A local pharmaceutical company, Merck, announced it has developed an antiviral pill that will be used to treat COVID-19 infections. This pill, which has been in testing for months, is said to reduce the risk of hospitalizations and deaths by almost 50%.
Dr. Thomas Fekete, a Temple Hospital doctor and professor, said this is promising for the pandemic and could be turning the tides.
“I think having any more tools in your tool kit is always a plus,” Fekete stated.
During the height of the pandemic, a number of drugs and remedies were used to treat the virus, including immune-based therapy, Dexamethasone, and Hydroxychloroquine, experts say. Despite some early promise, none of these were found to be truly effective.
Fekete says that right now, around the country, hospitals are being hit hard by the virus and are reaching capacity. He hopes that the pill will alleviate some of the pressure on the hospital system.

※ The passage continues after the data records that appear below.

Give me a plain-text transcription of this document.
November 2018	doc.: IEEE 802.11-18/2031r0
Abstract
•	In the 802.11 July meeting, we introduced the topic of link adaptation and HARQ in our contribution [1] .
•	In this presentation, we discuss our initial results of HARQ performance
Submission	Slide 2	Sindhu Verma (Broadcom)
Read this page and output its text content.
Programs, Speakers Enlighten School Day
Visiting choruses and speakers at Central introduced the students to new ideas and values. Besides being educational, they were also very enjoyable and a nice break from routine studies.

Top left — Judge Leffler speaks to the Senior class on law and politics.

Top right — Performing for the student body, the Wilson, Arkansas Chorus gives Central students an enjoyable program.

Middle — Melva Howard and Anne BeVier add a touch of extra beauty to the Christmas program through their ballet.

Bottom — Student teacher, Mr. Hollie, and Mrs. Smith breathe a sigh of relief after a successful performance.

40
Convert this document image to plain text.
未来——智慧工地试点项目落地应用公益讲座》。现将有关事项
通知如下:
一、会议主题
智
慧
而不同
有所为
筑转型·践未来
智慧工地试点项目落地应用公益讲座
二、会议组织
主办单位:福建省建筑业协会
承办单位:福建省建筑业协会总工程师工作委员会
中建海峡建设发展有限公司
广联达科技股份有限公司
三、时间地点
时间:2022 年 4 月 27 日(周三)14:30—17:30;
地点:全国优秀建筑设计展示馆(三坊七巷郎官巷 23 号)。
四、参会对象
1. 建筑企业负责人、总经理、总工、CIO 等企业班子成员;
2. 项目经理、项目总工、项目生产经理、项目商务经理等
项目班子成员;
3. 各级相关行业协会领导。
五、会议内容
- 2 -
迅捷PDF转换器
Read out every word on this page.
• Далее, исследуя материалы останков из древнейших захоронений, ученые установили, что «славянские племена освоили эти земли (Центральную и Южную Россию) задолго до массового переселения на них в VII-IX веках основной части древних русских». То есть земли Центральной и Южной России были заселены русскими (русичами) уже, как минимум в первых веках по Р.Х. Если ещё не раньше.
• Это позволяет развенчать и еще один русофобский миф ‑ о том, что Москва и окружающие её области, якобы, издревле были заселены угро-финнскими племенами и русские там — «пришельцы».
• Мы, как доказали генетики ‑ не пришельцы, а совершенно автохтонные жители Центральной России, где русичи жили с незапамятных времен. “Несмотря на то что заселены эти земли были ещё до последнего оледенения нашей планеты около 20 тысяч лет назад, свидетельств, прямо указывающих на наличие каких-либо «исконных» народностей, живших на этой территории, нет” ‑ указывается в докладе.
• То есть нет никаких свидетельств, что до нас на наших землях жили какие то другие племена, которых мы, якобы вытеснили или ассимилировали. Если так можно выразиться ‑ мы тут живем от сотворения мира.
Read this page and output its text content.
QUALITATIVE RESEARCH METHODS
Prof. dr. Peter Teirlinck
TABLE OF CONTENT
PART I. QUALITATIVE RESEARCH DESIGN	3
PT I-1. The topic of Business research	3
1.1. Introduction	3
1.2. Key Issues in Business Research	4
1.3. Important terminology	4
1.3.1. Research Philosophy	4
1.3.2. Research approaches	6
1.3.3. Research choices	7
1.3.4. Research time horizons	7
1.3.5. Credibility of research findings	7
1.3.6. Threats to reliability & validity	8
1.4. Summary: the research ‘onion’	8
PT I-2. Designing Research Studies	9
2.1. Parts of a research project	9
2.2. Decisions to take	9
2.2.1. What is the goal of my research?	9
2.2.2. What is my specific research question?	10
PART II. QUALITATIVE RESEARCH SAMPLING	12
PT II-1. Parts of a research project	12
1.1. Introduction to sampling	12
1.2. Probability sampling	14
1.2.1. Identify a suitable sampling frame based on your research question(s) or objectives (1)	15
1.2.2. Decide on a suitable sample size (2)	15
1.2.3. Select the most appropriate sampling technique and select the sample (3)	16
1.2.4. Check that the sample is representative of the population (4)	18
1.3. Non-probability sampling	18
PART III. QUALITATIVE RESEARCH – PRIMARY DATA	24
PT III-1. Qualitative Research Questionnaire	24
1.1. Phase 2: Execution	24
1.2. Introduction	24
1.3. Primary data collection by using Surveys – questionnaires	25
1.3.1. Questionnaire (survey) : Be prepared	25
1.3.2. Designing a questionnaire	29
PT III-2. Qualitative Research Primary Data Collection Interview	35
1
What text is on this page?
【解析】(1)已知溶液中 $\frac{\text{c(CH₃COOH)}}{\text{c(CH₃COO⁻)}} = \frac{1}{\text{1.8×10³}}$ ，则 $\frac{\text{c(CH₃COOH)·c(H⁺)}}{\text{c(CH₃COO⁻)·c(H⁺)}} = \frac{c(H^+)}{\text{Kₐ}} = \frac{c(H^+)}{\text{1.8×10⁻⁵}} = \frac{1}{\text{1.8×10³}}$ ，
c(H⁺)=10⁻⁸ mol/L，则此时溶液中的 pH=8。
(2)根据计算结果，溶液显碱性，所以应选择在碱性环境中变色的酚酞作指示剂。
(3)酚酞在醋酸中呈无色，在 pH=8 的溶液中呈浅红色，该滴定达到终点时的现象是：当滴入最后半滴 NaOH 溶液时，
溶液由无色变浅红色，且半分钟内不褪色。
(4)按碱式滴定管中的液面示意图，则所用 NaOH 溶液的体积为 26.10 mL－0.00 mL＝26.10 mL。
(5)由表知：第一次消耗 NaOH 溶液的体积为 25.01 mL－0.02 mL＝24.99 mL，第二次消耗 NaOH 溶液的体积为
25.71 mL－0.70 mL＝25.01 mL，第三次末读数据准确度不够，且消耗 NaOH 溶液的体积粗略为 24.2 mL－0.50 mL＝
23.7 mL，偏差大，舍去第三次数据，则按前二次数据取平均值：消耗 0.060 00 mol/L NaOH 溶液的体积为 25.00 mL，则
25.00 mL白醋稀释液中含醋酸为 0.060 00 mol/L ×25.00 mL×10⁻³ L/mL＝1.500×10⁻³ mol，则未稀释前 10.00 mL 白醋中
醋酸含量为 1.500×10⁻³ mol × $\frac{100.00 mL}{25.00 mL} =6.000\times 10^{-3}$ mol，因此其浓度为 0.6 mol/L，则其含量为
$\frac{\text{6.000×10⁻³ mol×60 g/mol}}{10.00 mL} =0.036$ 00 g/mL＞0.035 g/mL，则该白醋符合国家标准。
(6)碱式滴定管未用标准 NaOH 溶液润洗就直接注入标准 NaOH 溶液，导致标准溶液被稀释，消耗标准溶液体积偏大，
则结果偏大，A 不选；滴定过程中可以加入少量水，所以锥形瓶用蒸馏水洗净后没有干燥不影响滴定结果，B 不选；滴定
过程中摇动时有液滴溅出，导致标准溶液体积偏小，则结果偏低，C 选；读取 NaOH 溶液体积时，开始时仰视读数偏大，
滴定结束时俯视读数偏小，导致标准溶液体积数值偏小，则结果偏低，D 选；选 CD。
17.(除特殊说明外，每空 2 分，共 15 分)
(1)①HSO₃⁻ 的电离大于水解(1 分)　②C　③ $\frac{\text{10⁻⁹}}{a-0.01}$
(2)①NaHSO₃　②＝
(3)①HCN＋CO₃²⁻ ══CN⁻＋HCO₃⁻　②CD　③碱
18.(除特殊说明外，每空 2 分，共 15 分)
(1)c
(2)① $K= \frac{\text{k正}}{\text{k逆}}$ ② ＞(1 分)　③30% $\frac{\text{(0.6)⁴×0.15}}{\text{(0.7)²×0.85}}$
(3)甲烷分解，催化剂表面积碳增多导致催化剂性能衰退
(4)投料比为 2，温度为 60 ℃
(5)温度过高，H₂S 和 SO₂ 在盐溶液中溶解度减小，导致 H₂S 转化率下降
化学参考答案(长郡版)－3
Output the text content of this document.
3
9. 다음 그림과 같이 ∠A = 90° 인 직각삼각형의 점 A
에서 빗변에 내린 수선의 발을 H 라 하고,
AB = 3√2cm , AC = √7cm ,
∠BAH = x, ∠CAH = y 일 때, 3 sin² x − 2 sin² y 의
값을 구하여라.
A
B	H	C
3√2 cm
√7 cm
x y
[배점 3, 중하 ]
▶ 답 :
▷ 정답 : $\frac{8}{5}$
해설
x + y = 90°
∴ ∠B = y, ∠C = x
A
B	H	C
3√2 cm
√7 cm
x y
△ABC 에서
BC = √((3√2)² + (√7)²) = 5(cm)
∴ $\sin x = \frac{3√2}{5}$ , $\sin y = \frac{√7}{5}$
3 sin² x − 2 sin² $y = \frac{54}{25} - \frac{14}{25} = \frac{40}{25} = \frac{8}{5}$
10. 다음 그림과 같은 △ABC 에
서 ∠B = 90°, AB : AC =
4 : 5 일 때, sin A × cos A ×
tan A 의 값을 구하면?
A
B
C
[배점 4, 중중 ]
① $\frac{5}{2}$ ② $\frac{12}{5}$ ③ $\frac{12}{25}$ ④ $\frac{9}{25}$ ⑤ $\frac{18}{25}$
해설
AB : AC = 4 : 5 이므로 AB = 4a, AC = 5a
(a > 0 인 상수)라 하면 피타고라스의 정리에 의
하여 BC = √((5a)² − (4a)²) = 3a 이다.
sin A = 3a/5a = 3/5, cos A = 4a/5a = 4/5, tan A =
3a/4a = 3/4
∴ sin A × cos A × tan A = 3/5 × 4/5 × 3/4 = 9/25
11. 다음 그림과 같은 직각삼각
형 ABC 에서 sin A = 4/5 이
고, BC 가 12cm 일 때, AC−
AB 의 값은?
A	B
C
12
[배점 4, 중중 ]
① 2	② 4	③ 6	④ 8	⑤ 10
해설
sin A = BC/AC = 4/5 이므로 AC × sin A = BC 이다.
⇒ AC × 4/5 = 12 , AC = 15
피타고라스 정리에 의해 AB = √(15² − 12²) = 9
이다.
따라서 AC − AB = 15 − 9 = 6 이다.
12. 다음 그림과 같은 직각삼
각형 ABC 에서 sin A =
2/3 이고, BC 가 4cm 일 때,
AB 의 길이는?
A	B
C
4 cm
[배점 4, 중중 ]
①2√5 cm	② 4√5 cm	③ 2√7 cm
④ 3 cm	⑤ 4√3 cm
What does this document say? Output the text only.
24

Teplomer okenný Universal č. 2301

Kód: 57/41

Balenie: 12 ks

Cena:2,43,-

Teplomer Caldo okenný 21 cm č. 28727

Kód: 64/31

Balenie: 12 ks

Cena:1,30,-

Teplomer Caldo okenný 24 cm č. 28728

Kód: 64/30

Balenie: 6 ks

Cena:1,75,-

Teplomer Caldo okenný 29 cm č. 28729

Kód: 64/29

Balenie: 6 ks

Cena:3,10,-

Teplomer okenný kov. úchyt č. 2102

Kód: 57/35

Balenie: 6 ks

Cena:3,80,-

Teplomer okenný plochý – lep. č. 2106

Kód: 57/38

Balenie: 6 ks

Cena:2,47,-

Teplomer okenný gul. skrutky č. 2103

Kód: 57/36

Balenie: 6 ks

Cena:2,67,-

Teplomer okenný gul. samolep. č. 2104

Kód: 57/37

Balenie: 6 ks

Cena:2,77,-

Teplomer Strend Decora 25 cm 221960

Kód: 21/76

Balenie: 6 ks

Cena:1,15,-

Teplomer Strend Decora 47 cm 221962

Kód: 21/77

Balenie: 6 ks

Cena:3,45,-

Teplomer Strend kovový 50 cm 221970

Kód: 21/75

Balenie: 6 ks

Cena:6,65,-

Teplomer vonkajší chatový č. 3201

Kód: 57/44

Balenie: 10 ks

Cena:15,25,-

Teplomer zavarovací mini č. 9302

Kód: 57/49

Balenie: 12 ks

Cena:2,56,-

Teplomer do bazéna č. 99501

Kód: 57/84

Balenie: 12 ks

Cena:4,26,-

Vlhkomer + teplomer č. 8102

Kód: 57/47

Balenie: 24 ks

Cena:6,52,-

Fekete is also optimistic about what this could mean for people’s confidence when it comes to COVID-19 concerns.
“If the mortality rate could be reduced by a substantial amount that’ll give people more confidence that there’s another backup plan.
Fekete emphasized that the pill should be viewed only as a backup plan and that the new pill doesn’t mean that the public can stop practicing social distancing measures. He says the goal for the pandemic is to stop the spread of the virus, thus, masks should still be worn.
“I have a seat belt in my car and I have an airbag. I don’t disable the airbag when I put the seatbelt on,” he noted.